Much of the repeat player community in startup ecosystems has weaponized accusations of “over-billing” and “deal killing,” together with obviously biased “standards,” as a clever way – under the guise of “saving fees” – to get common stockholders to muzzle their lawyers; because those lawyers are often the only other people at the table with the experience to see what the repeat players are really doing.  

The best “3D Chess” players in the startup game are masters at creating a public persona of startup / founder “friendliness” – reinforced by market participants dependent on their “pipeline” and therefore eager to amplify the image – while maneuvering subtly in the background to get what they want. You’ll never hear “sign this short template fast, because it makes managing my portfolio easier, and reduces your leverage.” The message will be: “I found a great way to save you some fees.”

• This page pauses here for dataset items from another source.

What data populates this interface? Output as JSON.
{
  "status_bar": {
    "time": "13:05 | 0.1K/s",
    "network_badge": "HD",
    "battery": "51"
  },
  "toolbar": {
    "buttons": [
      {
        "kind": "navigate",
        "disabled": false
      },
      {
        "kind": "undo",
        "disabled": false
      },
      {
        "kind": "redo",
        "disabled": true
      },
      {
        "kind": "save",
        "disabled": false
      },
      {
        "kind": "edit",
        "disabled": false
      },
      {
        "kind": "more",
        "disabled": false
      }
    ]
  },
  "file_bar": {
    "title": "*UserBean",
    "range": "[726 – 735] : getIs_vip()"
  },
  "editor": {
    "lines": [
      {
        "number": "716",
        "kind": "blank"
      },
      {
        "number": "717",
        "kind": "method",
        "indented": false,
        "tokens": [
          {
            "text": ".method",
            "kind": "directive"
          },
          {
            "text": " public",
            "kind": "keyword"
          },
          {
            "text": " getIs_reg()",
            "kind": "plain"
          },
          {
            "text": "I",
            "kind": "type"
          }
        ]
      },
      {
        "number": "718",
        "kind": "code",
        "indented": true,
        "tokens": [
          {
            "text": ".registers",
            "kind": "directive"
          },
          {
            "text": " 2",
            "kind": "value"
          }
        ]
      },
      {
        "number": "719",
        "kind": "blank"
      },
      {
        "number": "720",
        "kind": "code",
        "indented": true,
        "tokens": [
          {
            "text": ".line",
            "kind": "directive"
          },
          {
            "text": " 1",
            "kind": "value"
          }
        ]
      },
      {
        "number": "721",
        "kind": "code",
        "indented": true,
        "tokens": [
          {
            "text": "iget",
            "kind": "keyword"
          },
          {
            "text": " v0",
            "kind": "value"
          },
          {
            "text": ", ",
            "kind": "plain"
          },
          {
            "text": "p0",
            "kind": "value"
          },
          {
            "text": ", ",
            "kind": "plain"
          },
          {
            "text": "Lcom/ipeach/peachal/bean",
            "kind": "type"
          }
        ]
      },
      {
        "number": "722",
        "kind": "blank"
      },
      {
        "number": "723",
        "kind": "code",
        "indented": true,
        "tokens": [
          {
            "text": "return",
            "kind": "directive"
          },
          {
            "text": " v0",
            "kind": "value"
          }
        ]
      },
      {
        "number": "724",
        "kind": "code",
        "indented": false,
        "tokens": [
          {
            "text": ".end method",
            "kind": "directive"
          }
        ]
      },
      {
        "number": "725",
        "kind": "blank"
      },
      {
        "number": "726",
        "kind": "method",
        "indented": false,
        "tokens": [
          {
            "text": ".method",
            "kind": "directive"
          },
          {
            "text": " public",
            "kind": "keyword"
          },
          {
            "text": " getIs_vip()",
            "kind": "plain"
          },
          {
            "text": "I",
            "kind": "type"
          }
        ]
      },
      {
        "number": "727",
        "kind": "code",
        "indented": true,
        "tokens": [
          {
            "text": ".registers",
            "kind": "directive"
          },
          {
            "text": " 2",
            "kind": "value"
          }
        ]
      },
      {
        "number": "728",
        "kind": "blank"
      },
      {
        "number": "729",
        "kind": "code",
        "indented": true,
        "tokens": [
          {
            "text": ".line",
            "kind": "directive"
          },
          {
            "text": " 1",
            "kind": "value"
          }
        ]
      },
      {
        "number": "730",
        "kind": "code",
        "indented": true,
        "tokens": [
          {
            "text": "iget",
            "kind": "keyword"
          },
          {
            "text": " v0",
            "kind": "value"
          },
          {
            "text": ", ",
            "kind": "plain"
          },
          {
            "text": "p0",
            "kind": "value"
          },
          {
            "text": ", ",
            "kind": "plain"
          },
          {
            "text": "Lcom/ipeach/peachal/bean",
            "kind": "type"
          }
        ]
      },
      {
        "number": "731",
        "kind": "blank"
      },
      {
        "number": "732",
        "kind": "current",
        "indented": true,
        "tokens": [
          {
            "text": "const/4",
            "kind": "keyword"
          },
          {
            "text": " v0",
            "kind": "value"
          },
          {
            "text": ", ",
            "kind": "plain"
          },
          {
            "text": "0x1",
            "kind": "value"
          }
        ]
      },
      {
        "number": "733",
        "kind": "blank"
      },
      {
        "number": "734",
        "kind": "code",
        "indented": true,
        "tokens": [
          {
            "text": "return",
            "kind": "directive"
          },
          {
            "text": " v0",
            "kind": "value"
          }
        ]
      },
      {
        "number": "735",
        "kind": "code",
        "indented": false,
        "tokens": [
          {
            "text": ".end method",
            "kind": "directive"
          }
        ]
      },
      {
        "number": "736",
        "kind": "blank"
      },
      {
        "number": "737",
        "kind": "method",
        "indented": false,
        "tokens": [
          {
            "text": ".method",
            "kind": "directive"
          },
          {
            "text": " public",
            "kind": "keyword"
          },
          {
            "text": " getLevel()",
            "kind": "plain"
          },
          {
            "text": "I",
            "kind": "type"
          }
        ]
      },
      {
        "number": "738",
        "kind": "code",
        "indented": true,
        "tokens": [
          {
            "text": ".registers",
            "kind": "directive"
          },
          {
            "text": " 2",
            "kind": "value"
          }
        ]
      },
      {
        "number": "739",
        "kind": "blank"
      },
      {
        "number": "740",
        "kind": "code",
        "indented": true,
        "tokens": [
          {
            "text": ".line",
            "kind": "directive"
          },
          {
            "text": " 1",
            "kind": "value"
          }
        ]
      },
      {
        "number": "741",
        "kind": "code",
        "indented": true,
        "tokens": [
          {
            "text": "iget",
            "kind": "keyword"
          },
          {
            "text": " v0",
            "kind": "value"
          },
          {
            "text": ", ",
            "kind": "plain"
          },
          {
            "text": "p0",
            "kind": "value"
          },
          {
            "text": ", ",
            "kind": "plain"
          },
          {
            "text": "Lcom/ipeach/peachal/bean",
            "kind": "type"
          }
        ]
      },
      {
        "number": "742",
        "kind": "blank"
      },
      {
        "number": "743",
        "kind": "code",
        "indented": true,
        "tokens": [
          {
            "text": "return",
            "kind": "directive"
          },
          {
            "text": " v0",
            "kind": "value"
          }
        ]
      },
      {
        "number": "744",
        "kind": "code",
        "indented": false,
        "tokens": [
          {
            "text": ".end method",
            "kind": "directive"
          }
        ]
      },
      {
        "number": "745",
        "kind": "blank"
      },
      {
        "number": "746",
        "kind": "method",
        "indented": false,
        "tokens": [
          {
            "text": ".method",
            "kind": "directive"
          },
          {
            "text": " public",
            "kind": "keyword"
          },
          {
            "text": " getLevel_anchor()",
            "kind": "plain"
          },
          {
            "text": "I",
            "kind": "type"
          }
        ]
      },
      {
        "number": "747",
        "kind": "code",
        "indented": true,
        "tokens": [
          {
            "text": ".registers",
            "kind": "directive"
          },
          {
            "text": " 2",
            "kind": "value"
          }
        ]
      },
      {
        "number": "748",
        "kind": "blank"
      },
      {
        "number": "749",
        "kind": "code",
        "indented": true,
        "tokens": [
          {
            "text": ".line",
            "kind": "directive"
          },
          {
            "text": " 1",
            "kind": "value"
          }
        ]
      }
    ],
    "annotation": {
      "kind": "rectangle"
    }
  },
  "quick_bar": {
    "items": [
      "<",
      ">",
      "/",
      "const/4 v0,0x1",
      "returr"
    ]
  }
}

I fully expect, and have experienced, the stale, predictable response from the “unicorn or bust” “move fast and get back to work” crowd to be that, as a Partner of a high-end boutique law firm, of course I’m going to argue for more legal work instead of mindlessly signing templates. Software wants to “eat my job” and I’m just afraid. Okay, soylent sippers. If you really have internalized a “billion or bust” approach to building a company, then I can see why the “whatever” approach to legal terms can be optimal. If you’re on a rocket ship, your investors will let you do whatever you want regardless of what the docs say; and if you crash, they don’t matter either. But a lot of entrepreneurs don’t have that binary of an approach to building their companies.

Truth is that, in the grand scheme of things, the portion of a serious law firm’s revenue attributed to drafting VC deal docs is small. Very small. You could drive those fees to zero – and I know a lot of commentators who simply (obviously) hate lawyers would love that – and no one’s job would be “eaten” other than perhaps a paralegal’s.  It’s before a deal and after, on non-routine work, and on serious board-level issues where the above-mentioned misalignment between “one shot” and repeat players becomes abundantly clear, that real lawyers separate themselves from template fillers and box checkers. The clients who engage us know that, and it’s why we have the levels of client satisfaction that we do.  We don’t “kill deals,” because it’s not in the company’s interest for us to do so. But we also don’t let veiled threats or criticisms from misaligned players get in the way of providing real, value-add counsel when it’s warranted.

So while all the people pushing more templates, more standardization, more “move fast and get back to work” think that all Tech/VC law firms are terrified of losing their jobs, many of us are actually grateful that someone out there is filtering our client bases and pipelines for us, for free.